Congress has a unique opportunity this year to reform health care in a way that helps all Americans and addresses the needs of specific minorities, including LGBT Americans. The House bill currently contains a first step in this direction by including tax equity for employer-sponsored health benefits to domestic partners. Legislators can easily build on this by explicitly defining health disparities to include disparities faced by LGBT communities and including LGBT cultural competency training among the forms of competency that receive funding. With or without specific congressional inclusion, the Secretary of Health and Human Services Kathleen Sebelius should use the flexibility granted to her in the legislation to take LGBT disparities into account as she implements health reform.
There are also a number of provisions that have not yet surfaced in the health reform debate, but those would be important steps to fully inclusive health care reform.

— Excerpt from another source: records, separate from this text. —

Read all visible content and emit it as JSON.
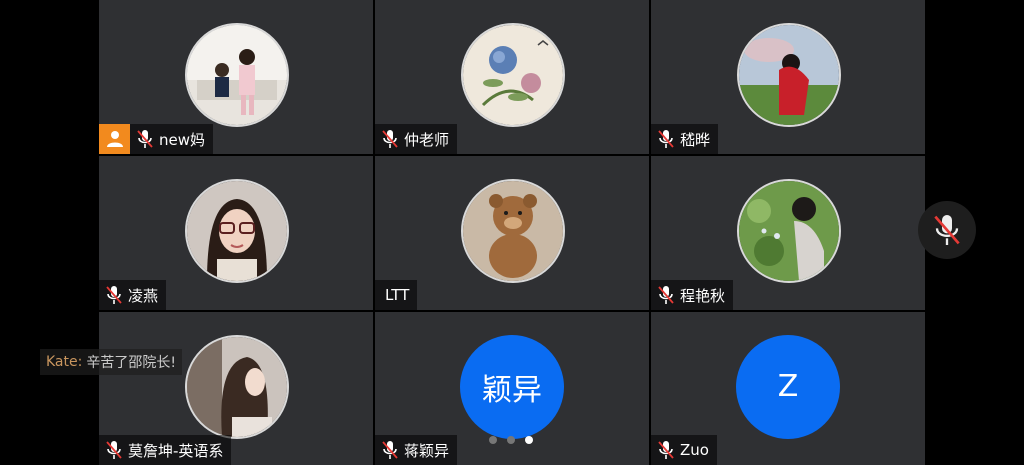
{
  "participants": [
    {
      "name": "new妈",
      "muted": true,
      "host": true,
      "avatar": "photo-children"
    },
    {
      "name": "仲老师",
      "muted": true,
      "host": false,
      "avatar": "photo-peony-painting"
    },
    {
      "name": "嵇晔",
      "muted": true,
      "host": false,
      "avatar": "photo-girl-red-dress"
    },
    {
      "name": "凌燕",
      "muted": true,
      "host": false,
      "avatar": "photo-woman-glasses"
    },
    {
      "name": "LTT",
      "muted": false,
      "host": false,
      "avatar": "photo-teddy-bear"
    },
    {
      "name": "程艳秋",
      "muted": true,
      "host": false,
      "avatar": "photo-woman-flowers"
    },
    {
      "name": "莫詹坤-英语系",
      "muted": true,
      "host": false,
      "avatar": "photo-woman-long-hair"
    },
    {
      "name": "蒋颖异",
      "muted": true,
      "host": false,
      "avatar": "letter",
      "avatar_text": "颖异"
    },
    {
      "name": "Zuo",
      "muted": true,
      "host": false,
      "avatar": "letter",
      "avatar_text": "Z"
    }
  ],
  "chat": {
    "sender": "Kate:",
    "message": "辛苦了邵院长!"
  },
  "pagination": {
    "pages": 3,
    "active": 3
  },
  "colors": {
    "tile_bg": "#2f3033",
    "host_badge": "#f28a1e",
    "letter_avatar": "#0a6cf2",
    "chat_sender": "#c8955e"
  },
  "floating_button": {
    "icon": "mic-muted-icon"
  }
}
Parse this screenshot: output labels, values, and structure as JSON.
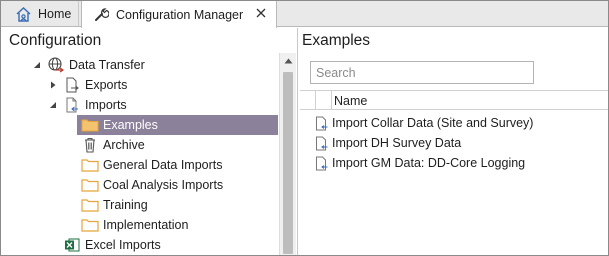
{
  "tabs": {
    "home_label": "Home",
    "active_label": "Configuration Manager"
  },
  "left_panel": {
    "title": "Configuration",
    "tree": {
      "data_transfer": "Data Transfer",
      "exports": "Exports",
      "imports": "Imports",
      "examples": "Examples",
      "archive": "Archive",
      "general_data_imports": "General Data Imports",
      "coal_analysis_imports": "Coal Analysis Imports",
      "training": "Training",
      "implementation": "Implementation",
      "excel_imports": "Excel Imports"
    }
  },
  "right_panel": {
    "title": "Examples",
    "search_placeholder": "Search",
    "column_name": "Name",
    "rows": [
      "Import Collar Data (Site and Survey)",
      "Import DH Survey Data",
      "Import GM Data: DD-Core Logging"
    ]
  },
  "colors": {
    "selection": "#8c819b",
    "folder": "#e8a33a",
    "excel": "#1d6f42"
  }
}
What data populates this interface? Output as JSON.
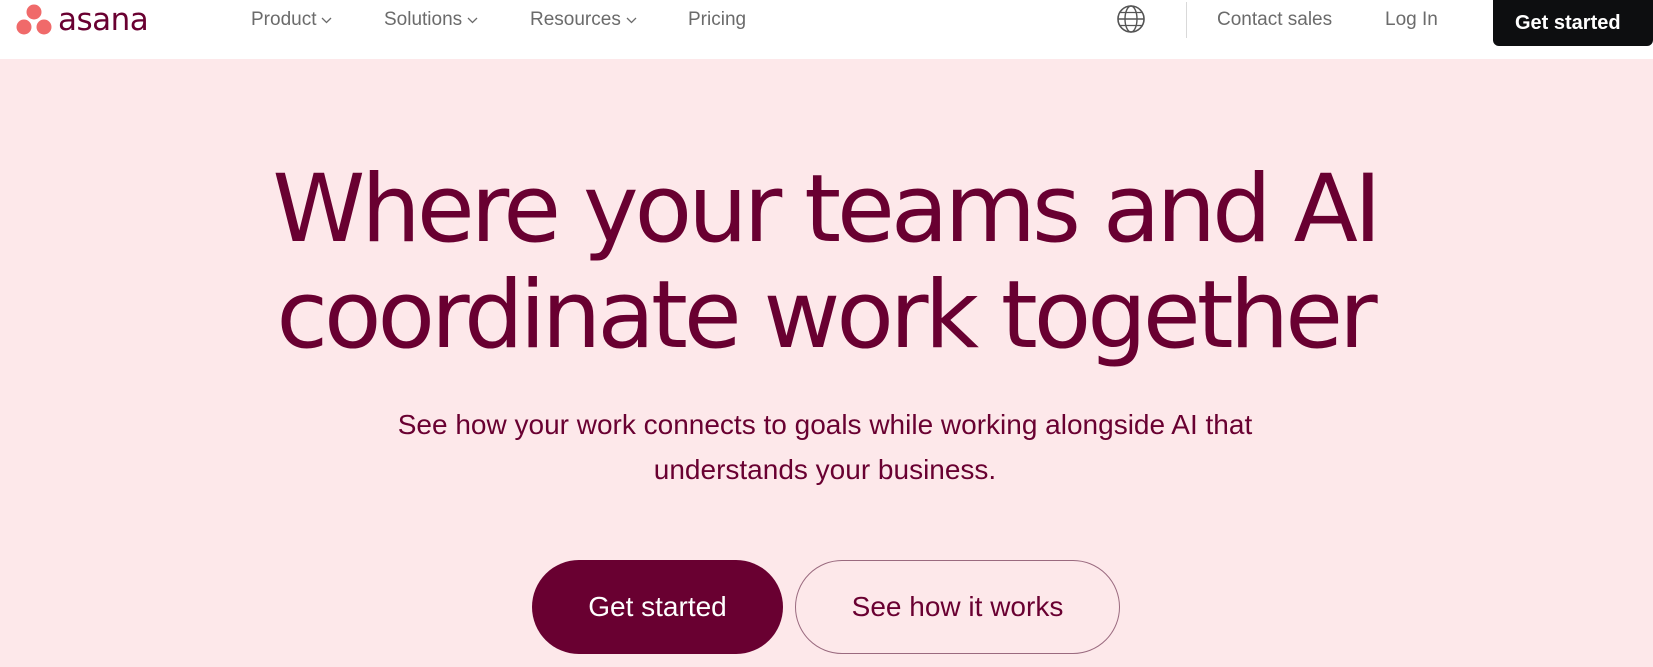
{
  "brand": {
    "name": "asana",
    "dot_color": "#f06a6a",
    "text_color": "#690031"
  },
  "nav": {
    "items": [
      {
        "label": "Product",
        "icon": "chevron-down-icon"
      },
      {
        "label": "Solutions",
        "icon": "chevron-down-icon"
      },
      {
        "label": "Resources",
        "icon": "chevron-down-icon"
      },
      {
        "label": "Pricing"
      }
    ],
    "language_icon": "globe-icon",
    "contact_sales": "Contact sales",
    "log_in": "Log In",
    "cta": "Get started"
  },
  "hero": {
    "headline": "Where your teams and AI coordinate work together",
    "subhead": "See how your work connects to goals while working alongside AI that understands your business.",
    "primary_cta": "Get started",
    "secondary_cta": "See how it works",
    "background_color": "#fde8ea",
    "accent_color": "#690031"
  }
}
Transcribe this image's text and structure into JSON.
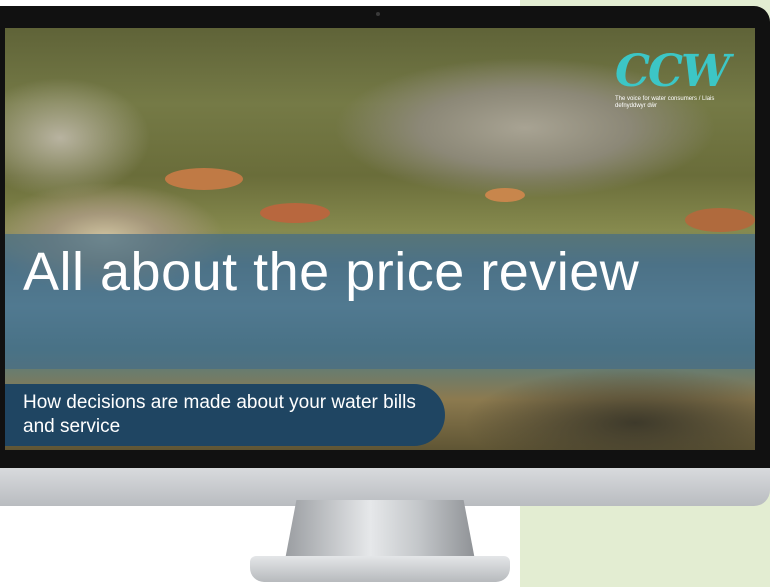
{
  "slide": {
    "title": "All about the price review",
    "subtitle": "How decisions are made about your water bills and service"
  },
  "logo": {
    "text": "CCW",
    "tagline": "The voice for water consumers / Llais defnyddwyr dŵr"
  },
  "colors": {
    "logo_teal": "#3cc6c6",
    "subtitle_pill": "#1f4562",
    "title_band": "#466e87",
    "background_panel": "#e3edd2"
  },
  "icons": [
    "ccw-logo-icon"
  ]
}
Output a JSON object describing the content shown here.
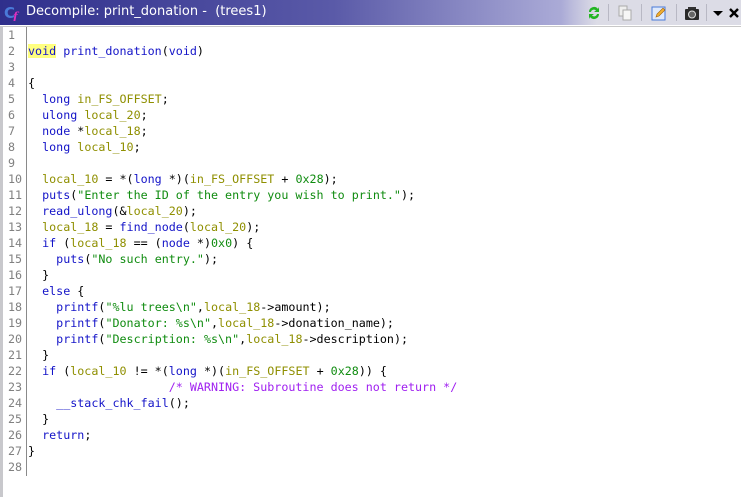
{
  "window": {
    "title": "Decompile: print_donation -  (trees1)",
    "toolbar": [
      "refresh-icon",
      "copy-icon",
      "edit-icon",
      "snapshot-icon",
      "menu-dropdown-icon",
      "close-icon"
    ]
  },
  "colors": {
    "keyword": "#1414c8",
    "variable": "#8f8f00",
    "constant": "#108c10",
    "comment": "#a020f0",
    "highlight": "#ffff80"
  },
  "code": [
    [],
    [
      [
        "kh",
        "void"
      ],
      [
        "p",
        " "
      ],
      [
        "k",
        "print_donation"
      ],
      [
        "p",
        "("
      ],
      [
        "k",
        "void"
      ],
      [
        "p",
        ")"
      ]
    ],
    [],
    [
      [
        "p",
        "{"
      ]
    ],
    [
      [
        "p",
        "  "
      ],
      [
        "k",
        "long"
      ],
      [
        "p",
        " "
      ],
      [
        "v",
        "in_FS_OFFSET"
      ],
      [
        "p",
        ";"
      ]
    ],
    [
      [
        "p",
        "  "
      ],
      [
        "k",
        "ulong"
      ],
      [
        "p",
        " "
      ],
      [
        "v",
        "local_20"
      ],
      [
        "p",
        ";"
      ]
    ],
    [
      [
        "p",
        "  "
      ],
      [
        "k",
        "node"
      ],
      [
        "p",
        " *"
      ],
      [
        "v",
        "local_18"
      ],
      [
        "p",
        ";"
      ]
    ],
    [
      [
        "p",
        "  "
      ],
      [
        "k",
        "long"
      ],
      [
        "p",
        " "
      ],
      [
        "v",
        "local_10"
      ],
      [
        "p",
        ";"
      ]
    ],
    [],
    [
      [
        "p",
        "  "
      ],
      [
        "v",
        "local_10"
      ],
      [
        "p",
        " = *("
      ],
      [
        "k",
        "long"
      ],
      [
        "p",
        " *)("
      ],
      [
        "v",
        "in_FS_OFFSET"
      ],
      [
        "p",
        " + "
      ],
      [
        "c",
        "0x28"
      ],
      [
        "p",
        ");"
      ]
    ],
    [
      [
        "p",
        "  "
      ],
      [
        "k",
        "puts"
      ],
      [
        "p",
        "("
      ],
      [
        "c",
        "\"Enter the ID of the entry you wish to print.\""
      ],
      [
        "p",
        ");"
      ]
    ],
    [
      [
        "p",
        "  "
      ],
      [
        "k",
        "read_ulong"
      ],
      [
        "p",
        "(&"
      ],
      [
        "v",
        "local_20"
      ],
      [
        "p",
        ");"
      ]
    ],
    [
      [
        "p",
        "  "
      ],
      [
        "v",
        "local_18"
      ],
      [
        "p",
        " = "
      ],
      [
        "k",
        "find_node"
      ],
      [
        "p",
        "("
      ],
      [
        "v",
        "local_20"
      ],
      [
        "p",
        ");"
      ]
    ],
    [
      [
        "p",
        "  "
      ],
      [
        "k",
        "if"
      ],
      [
        "p",
        " ("
      ],
      [
        "v",
        "local_18"
      ],
      [
        "p",
        " == ("
      ],
      [
        "k",
        "node"
      ],
      [
        "p",
        " *)"
      ],
      [
        "c",
        "0x0"
      ],
      [
        "p",
        ") {"
      ]
    ],
    [
      [
        "p",
        "    "
      ],
      [
        "k",
        "puts"
      ],
      [
        "p",
        "("
      ],
      [
        "c",
        "\"No such entry.\""
      ],
      [
        "p",
        ");"
      ]
    ],
    [
      [
        "p",
        "  }"
      ]
    ],
    [
      [
        "p",
        "  "
      ],
      [
        "k",
        "else"
      ],
      [
        "p",
        " {"
      ]
    ],
    [
      [
        "p",
        "    "
      ],
      [
        "k",
        "printf"
      ],
      [
        "p",
        "("
      ],
      [
        "c",
        "\"%lu trees\\n\""
      ],
      [
        "p",
        ","
      ],
      [
        "v",
        "local_18"
      ],
      [
        "p",
        "->amount);"
      ]
    ],
    [
      [
        "p",
        "    "
      ],
      [
        "k",
        "printf"
      ],
      [
        "p",
        "("
      ],
      [
        "c",
        "\"Donator: %s\\n\""
      ],
      [
        "p",
        ","
      ],
      [
        "v",
        "local_18"
      ],
      [
        "p",
        "->donation_name);"
      ]
    ],
    [
      [
        "p",
        "    "
      ],
      [
        "k",
        "printf"
      ],
      [
        "p",
        "("
      ],
      [
        "c",
        "\"Description: %s\\n\""
      ],
      [
        "p",
        ","
      ],
      [
        "v",
        "local_18"
      ],
      [
        "p",
        "->description);"
      ]
    ],
    [
      [
        "p",
        "  }"
      ]
    ],
    [
      [
        "p",
        "  "
      ],
      [
        "k",
        "if"
      ],
      [
        "p",
        " ("
      ],
      [
        "v",
        "local_10"
      ],
      [
        "p",
        " != *("
      ],
      [
        "k",
        "long"
      ],
      [
        "p",
        " *)("
      ],
      [
        "v",
        "in_FS_OFFSET"
      ],
      [
        "p",
        " + "
      ],
      [
        "c",
        "0x28"
      ],
      [
        "p",
        ")) {"
      ]
    ],
    [
      [
        "p",
        "                    "
      ],
      [
        "m",
        "/* WARNING: Subroutine does not return */"
      ]
    ],
    [
      [
        "p",
        "    "
      ],
      [
        "k",
        "__stack_chk_fail"
      ],
      [
        "p",
        "();"
      ]
    ],
    [
      [
        "p",
        "  }"
      ]
    ],
    [
      [
        "p",
        "  "
      ],
      [
        "k",
        "return"
      ],
      [
        "p",
        ";"
      ]
    ],
    [
      [
        "p",
        "}"
      ]
    ],
    []
  ]
}
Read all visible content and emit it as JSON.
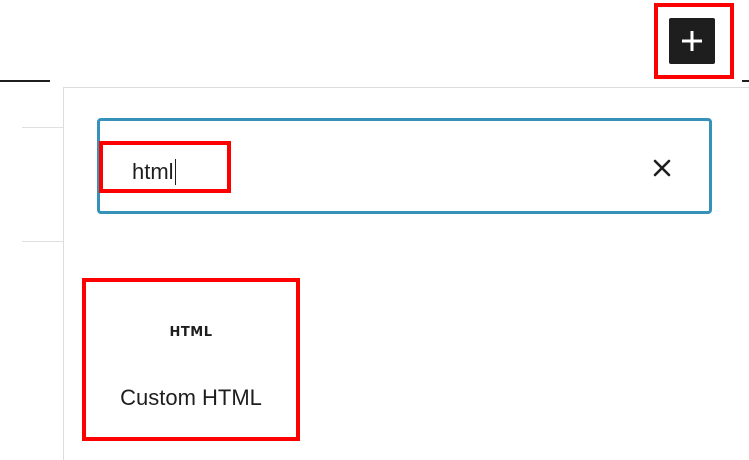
{
  "inserter_toggle": {
    "icon": "plus-icon"
  },
  "search": {
    "value": "html",
    "clear_icon": "close-icon",
    "focus_color": "#3792b9"
  },
  "results": [
    {
      "icon_text": "HTML",
      "label": "Custom HTML"
    }
  ],
  "annotation_color": "#ff0000"
}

Federal health surveys should be instructed to include LGBT identities in their demographic information. And Congress and advisory committees should include trans health benefits as they define minimum benefit packages. Privacy protections for health IT should be specifically required to address LGBT concerns.
These steps will help reduce the health disparities facing LGBT Americans. But just as importantly, specifically including LGBT Americans in health reform shows that their communities and identities are an important part of American society.